Он опускался на колени пред угольным шкафиком с киотом (в шкафе хранились свечи, просвирки, церковное масло, всякое тряпье). Манечка зажигала лампаду, дьякон начинал горячо, с воздыханием молиться.
И только Манечка за дверь – дьякон проворно подползал к святому шкафику, открывал дверцу, выхватывал спрятанный им в тряпках штоф водки и из горлышка досыта хлебал. Манечка поскрипывает в сенцах половицами. Манечка входит. Все в порядке: дьякон, устремив свой потемневший лик в светлый зрак Христа и благочестиво сложив руки на груди, коленопреклоненно молится. Манечка рада, рад и дьякон. Он молится долго, до кровавого поту. Манечка то и дело выходит по хозяйству – штоф убывает. Дьякон молится и час и два, богобоязненная Манечка и сама на ходу осеняет себя святым крестом, умильно говорит:
– Ладно уж, будет... Вставай, поцелую тебя, медведик мой нечесаный.

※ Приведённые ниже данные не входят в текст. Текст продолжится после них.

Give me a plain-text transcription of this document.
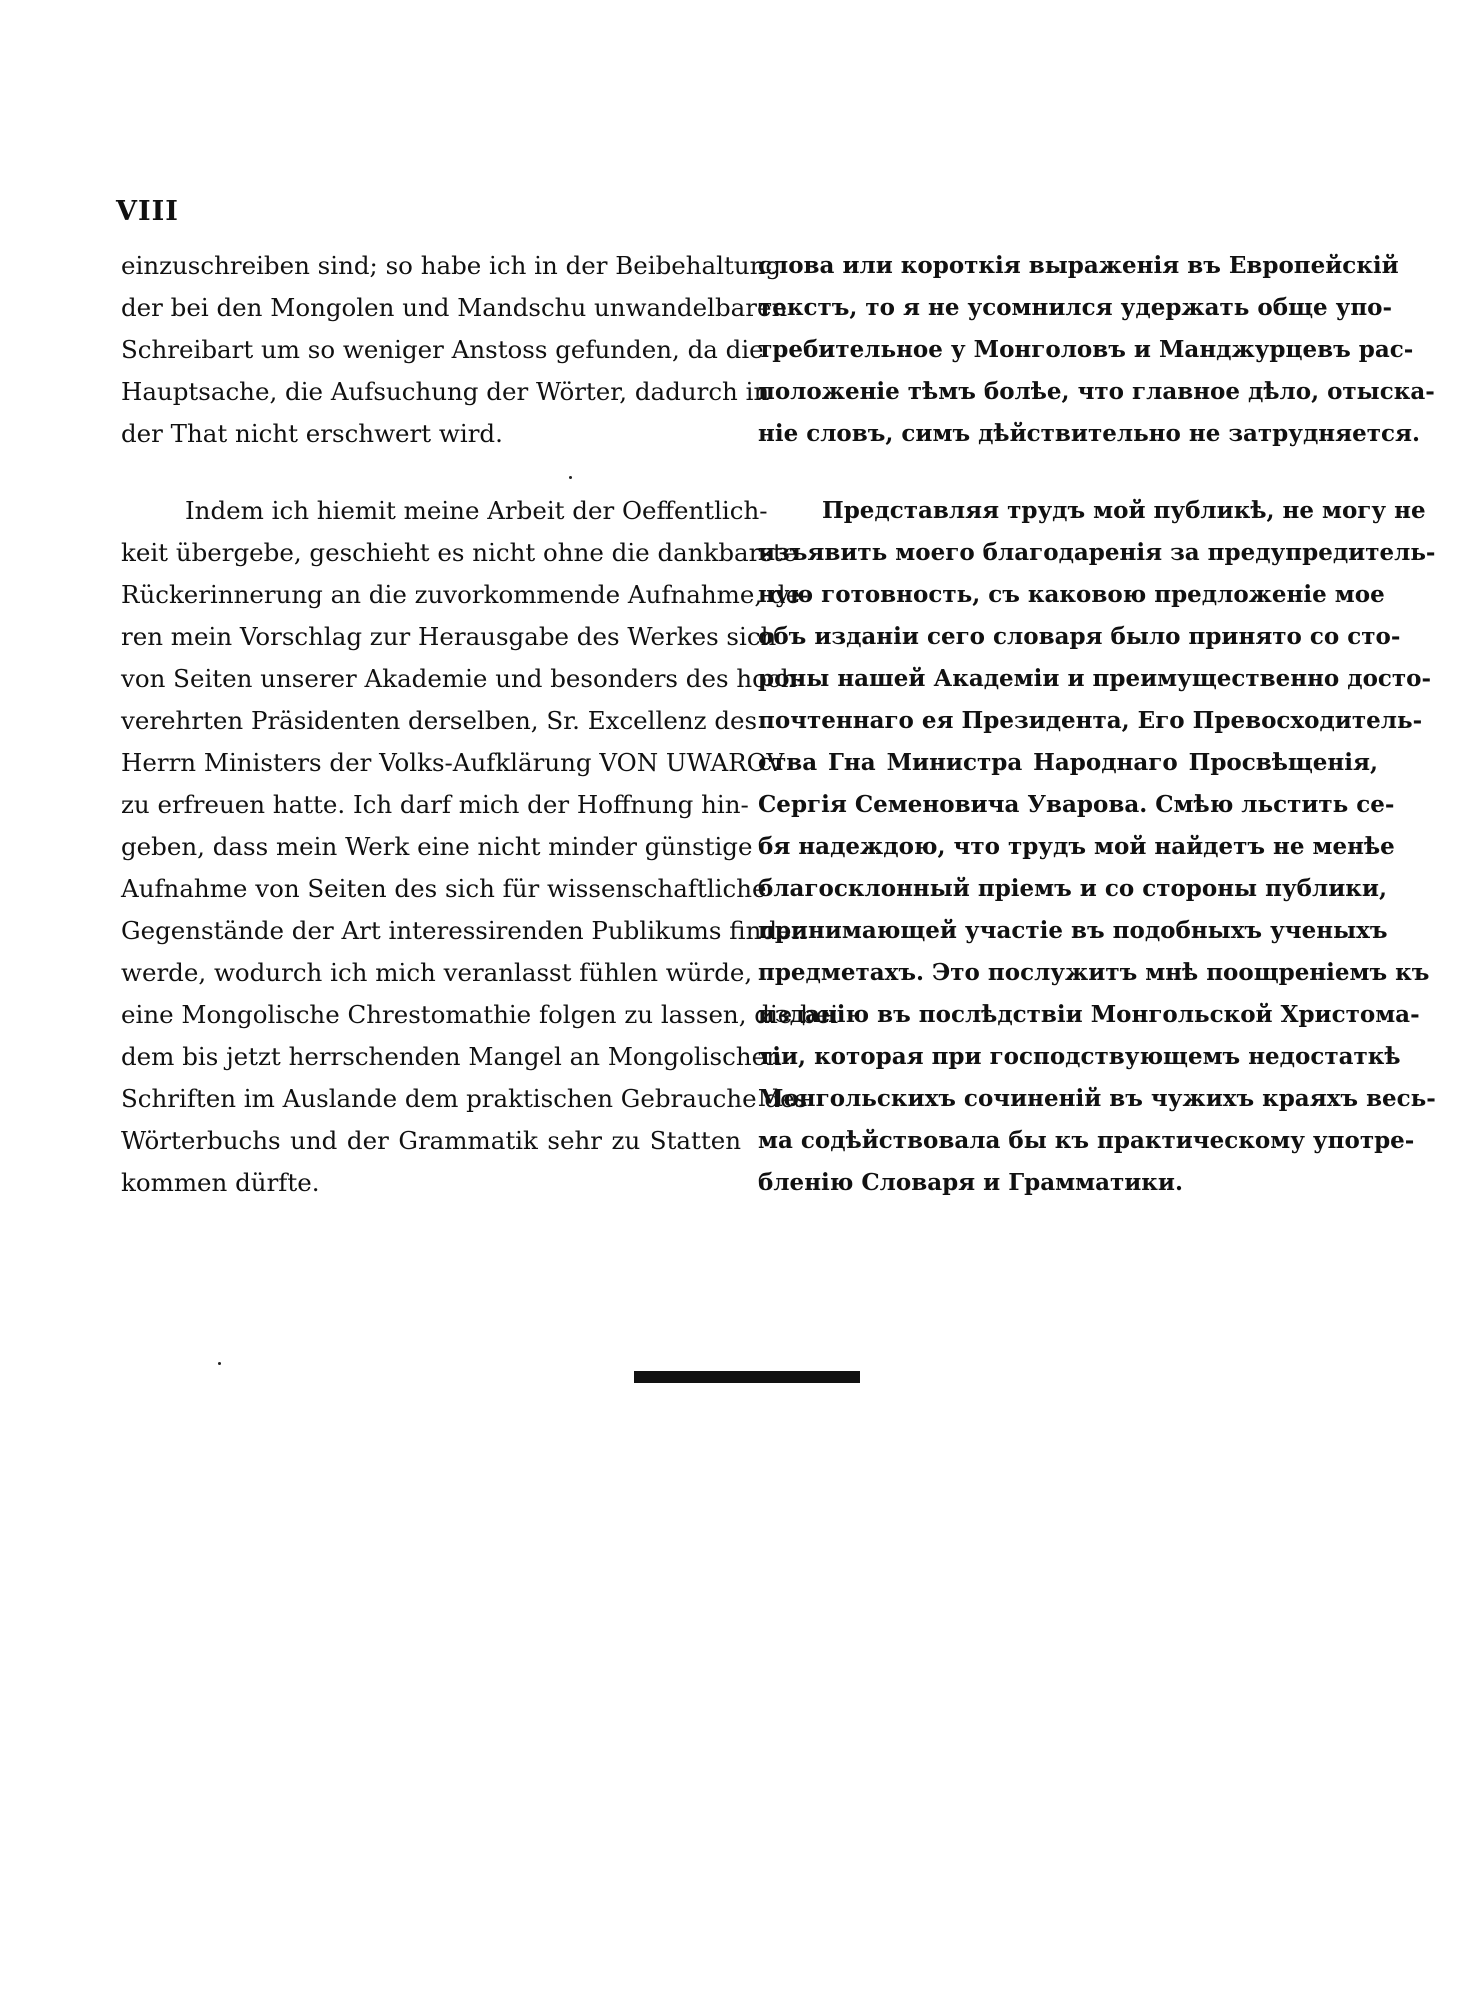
VIII
einzuschreiben sind; so habe ich in der Beibehaltung
der bei den Mongolen und Mandschu unwandelbaren
Schreibart um so weniger Anstoss gefunden, da die
Hauptsache, die Aufsuchung der Wörter, dadurch in
der That nicht erschwert wird.
Indem ich hiemit meine Arbeit der Oeffentlich-
keit übergebe, geschieht es nicht ohne die dankbarste
Rückerinnerung an die zuvorkommende Aufnahme, de-
ren mein Vorschlag zur Herausgabe des Werkes sich
von Seiten unserer Akademie und besonders des hoch-
verehrten Präsidenten derselben, Sr. Excellenz des
Herrn Ministers der Volks-Aufklärung VON UWAROV
zu erfreuen hatte. Ich darf mich der Hoffnung hin-
geben, dass mein Werk eine nicht minder günstige
Aufnahme von Seiten des sich für wissenschaftliche
Gegenstände der Art interessirenden Publikums finden
werde, wodurch ich mich veranlasst fühlen würde,
eine Mongolische Chrestomathie folgen zu lassen, die bei
dem bis jetzt herrschenden Mangel an Mongolischen
Schriften im Auslande dem praktischen Gebrauche des
Wörterbuchs und der Grammatik sehr zu Statten
kommen dürfte.
слова или короткія выраженія въ Европейскій
текстъ, то я не усомнился удержать обще упо-
требительное у Монголовъ и Манджурцевъ рас-
положеніе тѣмъ болѣе, что главное дѣло, отыска-
ніе словъ, симъ дѣйствительно не затрудняется.
Представляя трудъ мой публикѣ, не могу не
изъявить моего благодаренія за предупредитель-
ную готовность, съ каковою предложеніе мое
объ изданіи сего словаря было принято со сто-
роны нашей Академіи и преимущественно досто-
почтеннаго ея Президента, Его Превосходитель-
ства Гна Министра Народнаго Просвѣщенія,
Сергія Семеновича Уварова. Смѣю льстить се-
бя надеждою, что трудъ мой найдетъ не менѣе
благосклонный пріемъ и со стороны публики,
принимающей участіе въ подобныхъ ученыхъ
предметахъ. Это послужитъ мнѣ поощреніемъ къ
изданію въ послѣдствіи Монгольской Христома-
тіи, которая при господствующемъ недостаткѣ
Монгольскихъ сочиненій въ чужихъ краяхъ весь-
ма содѣйствовала бы къ практическому употре-
бленію Словаря и Грамматики.
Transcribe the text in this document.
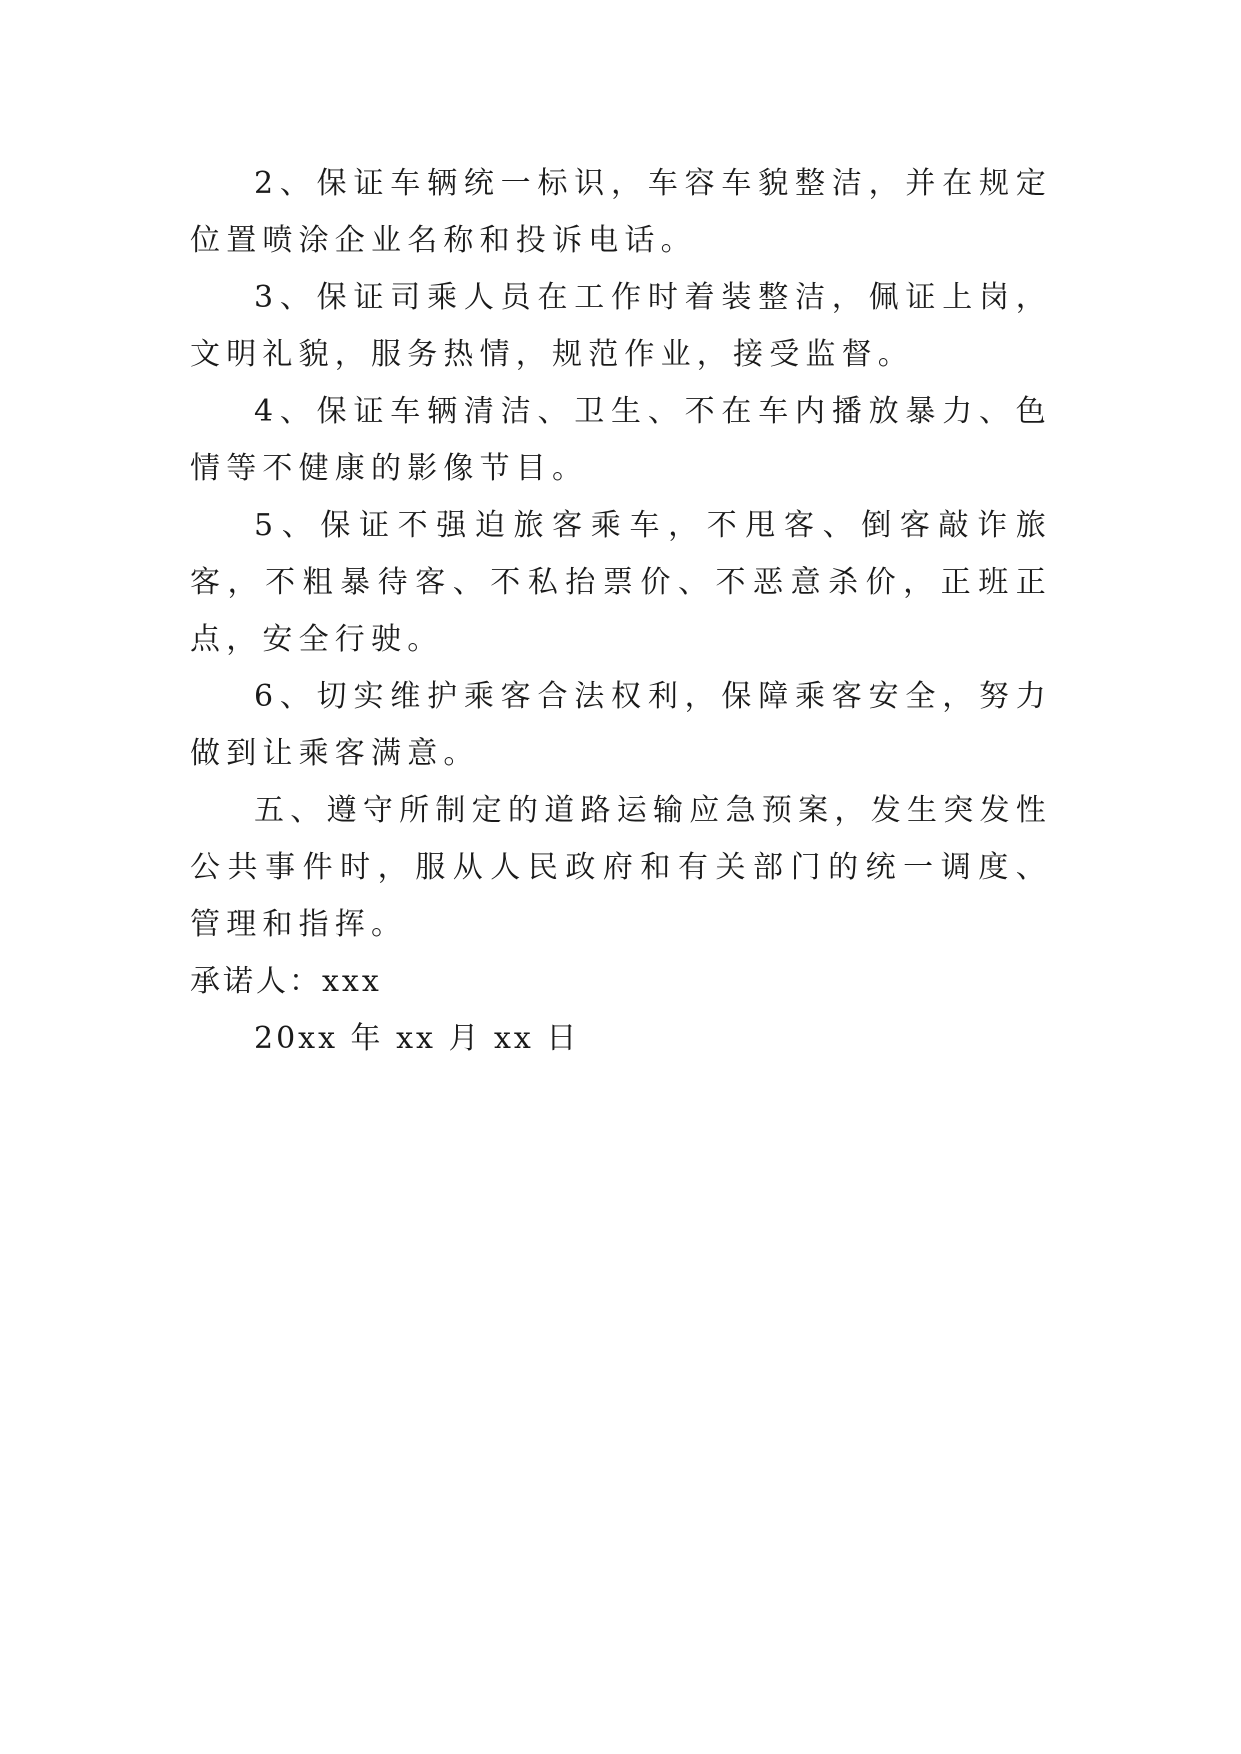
2、保证车辆统一标识，车容车貌整洁，并在规定位置喷涂企业名称和投诉电话。

3、保证司乘人员在工作时着装整洁，佩证上岗，文明礼貌，服务热情，规范作业，接受监督。

4、保证车辆清洁、卫生、不在车内播放暴力、色情等不健康的影像节目。

5、保证不强迫旅客乘车，不甩客、倒客敲诈旅客，不粗暴待客、不私抬票价、不恶意杀价，正班正点，安全行驶。

6、切实维护乘客合法权利，保障乘客安全，努力做到让乘客满意。

五、遵守所制定的道路运输应急预案，发生突发性公共事件时，服从人民政府和有关部门的统一调度、管理和指挥。

承诺人：xxx

20xx 年 xx 月 xx 日
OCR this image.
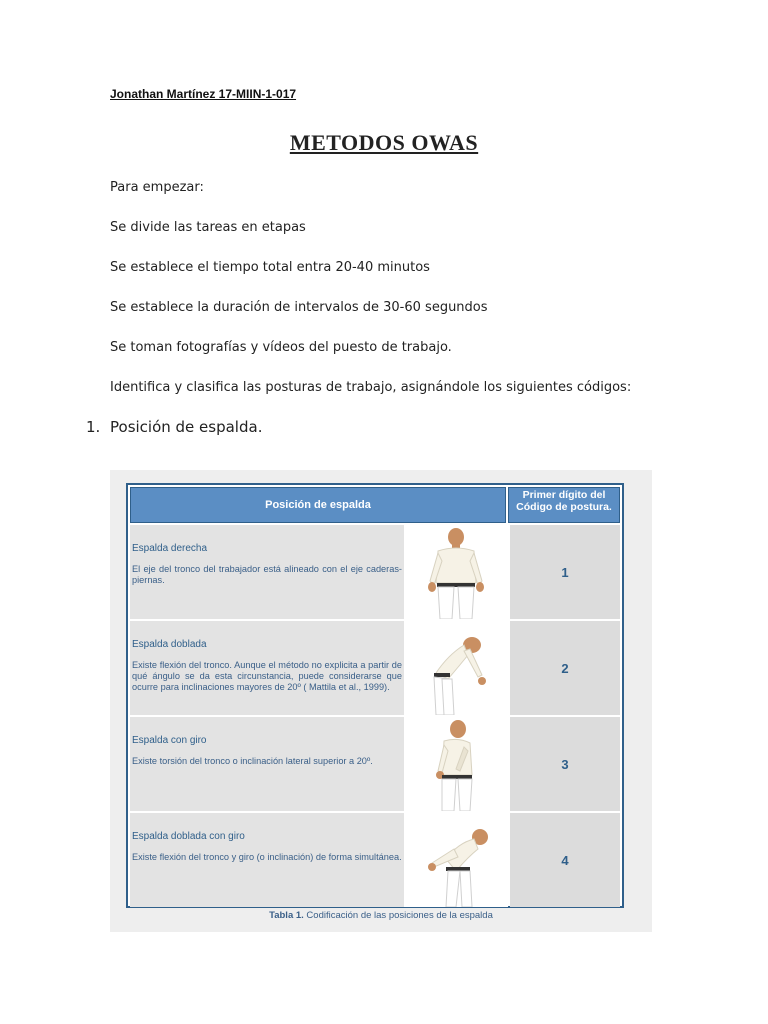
Jonathan Martínez 17-MIIN-1-017
METODOS OWAS
Para empezar:
Se divide las tareas en etapas
Se establece el tiempo total entra 20-40 minutos
Se establece la duración de intervalos de 30-60 segundos
Se toman fotografías y vídeos del puesto de trabajo.
Identifica y clasifica las posturas de trabajo, asignándole los siguientes códigos:
1. Posición de espalda.
Posición de espalda
Primer dígito del Código de postura.
Espalda derecha
El eje del tronco del trabajador está alineado con el eje caderas-piernas.
1
Espalda doblada
Existe flexión del tronco. Aunque el método no explicita a partir de qué ángulo se da esta circunstancia, puede considerarse que ocurre para inclinaciones mayores de 20º ( Mattila et al., 1999).
2
Espalda con giro
Existe torsión del tronco o inclinación lateral superior a 20º.	3
Espalda doblada con giro
Existe flexión del tronco y giro (o inclinación) de forma simultánea.	4
Tabla 1. Codificación de las posiciones de la espalda
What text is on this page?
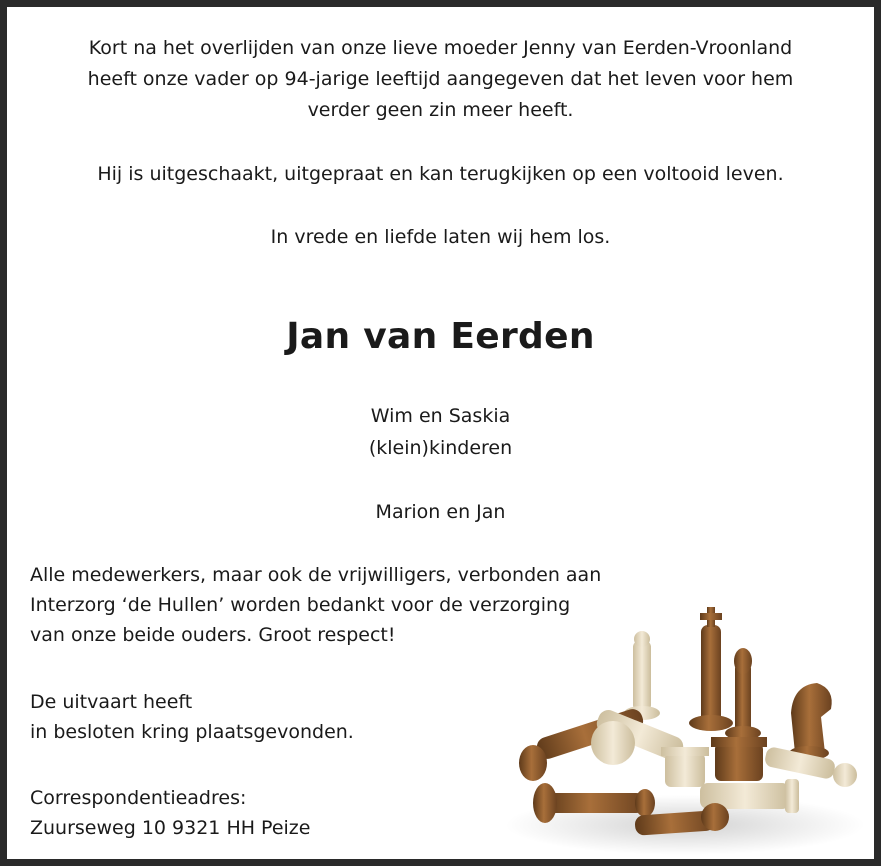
Kort na het overlijden van onze lieve moeder Jenny van Eerden-Vroonland
heeft onze vader op 94-jarige leeftijd aangegeven dat het leven voor hem
verder geen zin meer heeft.
Hij is uitgeschaakt, uitgepraat en kan terugkijken op een voltooid leven.
In vrede en liefde laten wij hem los.
Jan van Eerden
Wim en Saskia
(klein)kinderen
Marion en Jan
Alle medewerkers, maar ook de vrijwilligers, verbonden aan
Interzorg ‘de Hullen’ worden bedankt voor de verzorging
van onze beide ouders. Groot respect!
De uitvaart heeft
in besloten kring plaatsgevonden.
Correspondentieadres:
Zuurseweg 10 9321 HH Peize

Но дьякон уже не в силах подняться, он распластался по полу, как огромная лягушка, бьет головой в пол, бормочет:
– Не подымусь, не подымусь, аще не выплачу слезами всю скорбь мою! Вскую шаташася!.. – И прямо на пол ручьями текут покаянные слезы.
Отец Александр записывал в дневник:
И выходит, что если помутнел хрусталик глаза или на глазах зреют катаракты, никакие примочки, капли, очки не в силах помочь больному. Надо снять катаракты, и слепец узрит свет. Так и с помутневшей души Прохора Петровича надо снять ослепляющие катаракты, и душа прозреет. Но как и что именно снять с души больного – ума не приложу. Молюсь за раба Божьего Прохора.
Вчера, в три часа дня – прости меня, Господи, за улыбку – случилось действительно нечто несуразное, глупо-смешное. Был привезен из тайги обезглавленный голый труп черкеса Ибрагима-Оглы. Труп опознан исправником, следователем и Прохором Петровичем. Составлен протокол. Сбежался народ, день был праздничный. На площади развели костер, труп бросили в пламя. Приказано было трезвонить во все колокола (вопреки моему запрету). Полуистлевшие кости перетолкли, прах стащили к башне, ссыпали в жерло пушки и выстрелили вдоль Угрюм-реки. Сияющие Прохор Петрович и исправник от удовольствия потирали руки. Стражникам выдана награда, народу выкачена бочка вина. Пушечная пальба и ликование. Вообще нечто вроде языческой древнерусской тризны. А в народе упорный слух, что в это самое время Ибрагим-Оглы, как ни в чем не бывало, сидел на краю поселка у шинкарки Фени и тоже попивал винцо, но во здравие, а не за упокой. Слух, правда, не проверенный, но довольно вероятный.